Side note: programs and forms
In a programming language like Common Lisp, the expressions of the programming language are not text, but data! This is different from many other programming languages. Expressions in the programming language Common Lisp are called Lisp forms.
For example a function call is Lisp data, where the call is a list with a function symbol as its first element and the next elements are its arguments.
We can write that as (sin 3.0). But it really is data. Data we can also construct.
The function to evaluate Lisp forms is called EVAL and it takes Lisp data, not program text or strings of program text. Thus you can construct programs using Lisp functions which return Lisp data: (EVAL (LIST 'SIN 3.0)) evaluates to 0.14112.
Since Lisp forms have a data representation, they are usually written using the external data representation of Lisp - which is what? - s-expressions!
It is s-expressions. Lisp forms as Lisp data are written externally as s-expression.

You should first understand main Lisp feature - program can be manipulated as data. Unlike other languages (like C or Java), where you write program by using special syntax ({, }, class, define, etc.), in Lisp you write code as (nested) lists (btw, this allows to express abstract syntactic trees directly). Once again: you write programs that look just like language's data structures.
When you talk about it as data, you call it "list", but when you talk about program code, you should better use term "s-expression". Thus, technically they are similar, but used in different contexts. The only real place where these terms are mixed is meta-programming (normally with macros).
Also note that s-expression may also consist of the only atom (like numbers, strings, etc.).

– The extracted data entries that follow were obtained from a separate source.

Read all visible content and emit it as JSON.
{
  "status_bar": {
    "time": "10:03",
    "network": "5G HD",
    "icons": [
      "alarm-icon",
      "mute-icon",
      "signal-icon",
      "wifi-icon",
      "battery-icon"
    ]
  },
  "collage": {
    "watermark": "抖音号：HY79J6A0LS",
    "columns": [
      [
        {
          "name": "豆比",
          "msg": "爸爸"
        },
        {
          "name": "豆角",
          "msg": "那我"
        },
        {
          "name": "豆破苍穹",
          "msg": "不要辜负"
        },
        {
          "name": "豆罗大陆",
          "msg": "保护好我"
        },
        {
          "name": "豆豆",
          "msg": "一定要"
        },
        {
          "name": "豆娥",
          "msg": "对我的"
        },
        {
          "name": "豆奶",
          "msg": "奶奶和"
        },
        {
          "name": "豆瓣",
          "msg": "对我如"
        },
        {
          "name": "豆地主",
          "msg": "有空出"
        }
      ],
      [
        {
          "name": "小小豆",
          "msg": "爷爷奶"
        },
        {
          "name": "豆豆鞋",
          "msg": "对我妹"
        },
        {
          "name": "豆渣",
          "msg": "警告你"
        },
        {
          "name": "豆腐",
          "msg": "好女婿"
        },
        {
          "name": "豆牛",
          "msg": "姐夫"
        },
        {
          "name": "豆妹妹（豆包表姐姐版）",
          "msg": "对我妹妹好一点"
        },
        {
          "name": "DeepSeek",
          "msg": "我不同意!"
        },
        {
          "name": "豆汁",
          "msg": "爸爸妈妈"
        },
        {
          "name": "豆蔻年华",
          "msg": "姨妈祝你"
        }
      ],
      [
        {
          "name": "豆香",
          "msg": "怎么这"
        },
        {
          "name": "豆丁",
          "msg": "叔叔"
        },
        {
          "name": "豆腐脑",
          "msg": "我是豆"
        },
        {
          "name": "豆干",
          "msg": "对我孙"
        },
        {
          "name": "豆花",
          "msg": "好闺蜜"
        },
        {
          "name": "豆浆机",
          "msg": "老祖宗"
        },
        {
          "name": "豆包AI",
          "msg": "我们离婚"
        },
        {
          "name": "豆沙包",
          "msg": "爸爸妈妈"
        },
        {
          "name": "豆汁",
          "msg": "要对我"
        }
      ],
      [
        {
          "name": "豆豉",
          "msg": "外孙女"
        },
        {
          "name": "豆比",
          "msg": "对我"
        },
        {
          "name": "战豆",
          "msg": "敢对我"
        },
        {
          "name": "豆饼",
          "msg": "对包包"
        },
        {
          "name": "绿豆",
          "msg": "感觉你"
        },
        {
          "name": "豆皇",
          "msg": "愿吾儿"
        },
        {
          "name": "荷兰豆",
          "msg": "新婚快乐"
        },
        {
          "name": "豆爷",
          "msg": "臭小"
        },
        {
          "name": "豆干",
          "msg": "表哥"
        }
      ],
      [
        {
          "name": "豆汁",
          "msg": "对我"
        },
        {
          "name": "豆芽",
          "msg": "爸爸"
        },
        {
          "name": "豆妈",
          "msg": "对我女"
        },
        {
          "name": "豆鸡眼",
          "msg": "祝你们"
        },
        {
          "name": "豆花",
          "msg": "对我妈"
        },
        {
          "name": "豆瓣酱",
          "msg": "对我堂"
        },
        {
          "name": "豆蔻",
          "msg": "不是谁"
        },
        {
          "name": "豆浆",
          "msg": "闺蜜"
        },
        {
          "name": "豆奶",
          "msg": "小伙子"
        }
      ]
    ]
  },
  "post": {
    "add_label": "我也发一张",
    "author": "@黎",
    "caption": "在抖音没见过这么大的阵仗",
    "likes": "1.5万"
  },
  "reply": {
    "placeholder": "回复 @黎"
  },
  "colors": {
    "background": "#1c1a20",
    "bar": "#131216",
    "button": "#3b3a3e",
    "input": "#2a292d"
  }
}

A simple definition for an S-expression is
(define S-expression?
(λ (object)
(or (atom? object) (list? object))))
;; Where atom? is:
(define atom?
(λ (object)
(and (not (pair? object)) (not (null? object)))))
;; And list? is:
(define list? (λ (object)
(let loop ((l1 object) (l2 object))
(if (pair? l1)
(let ((l1 (cdr l1)))
(cond ((eq? l1 l2) #f)
((pair? l1) (loop (cdr l1) (cdr l2)))
(else (null? l1))))
(null? l1)))))

Both are written in similar way: (blah blah blah), may be nested. with one difference - lists are prefixed with apostrophe.
On evaluation:
S-expression returns some result (may be an atom or list or nil or whatever)
Lists return Lists
If we need, we can convert lists to s-exp and vice versa.
(eval '(blah blah blah)) => list is treated as an s-exp and a result is returned.
(quote (blah blah blah)) => sexp is converted to list and the list is returned without evaluating
IAS:
If a List is treated as data it is called List, if it is treated as code it is called s-exp.

Related

Are Lisp forms and Lisp expressions same thing?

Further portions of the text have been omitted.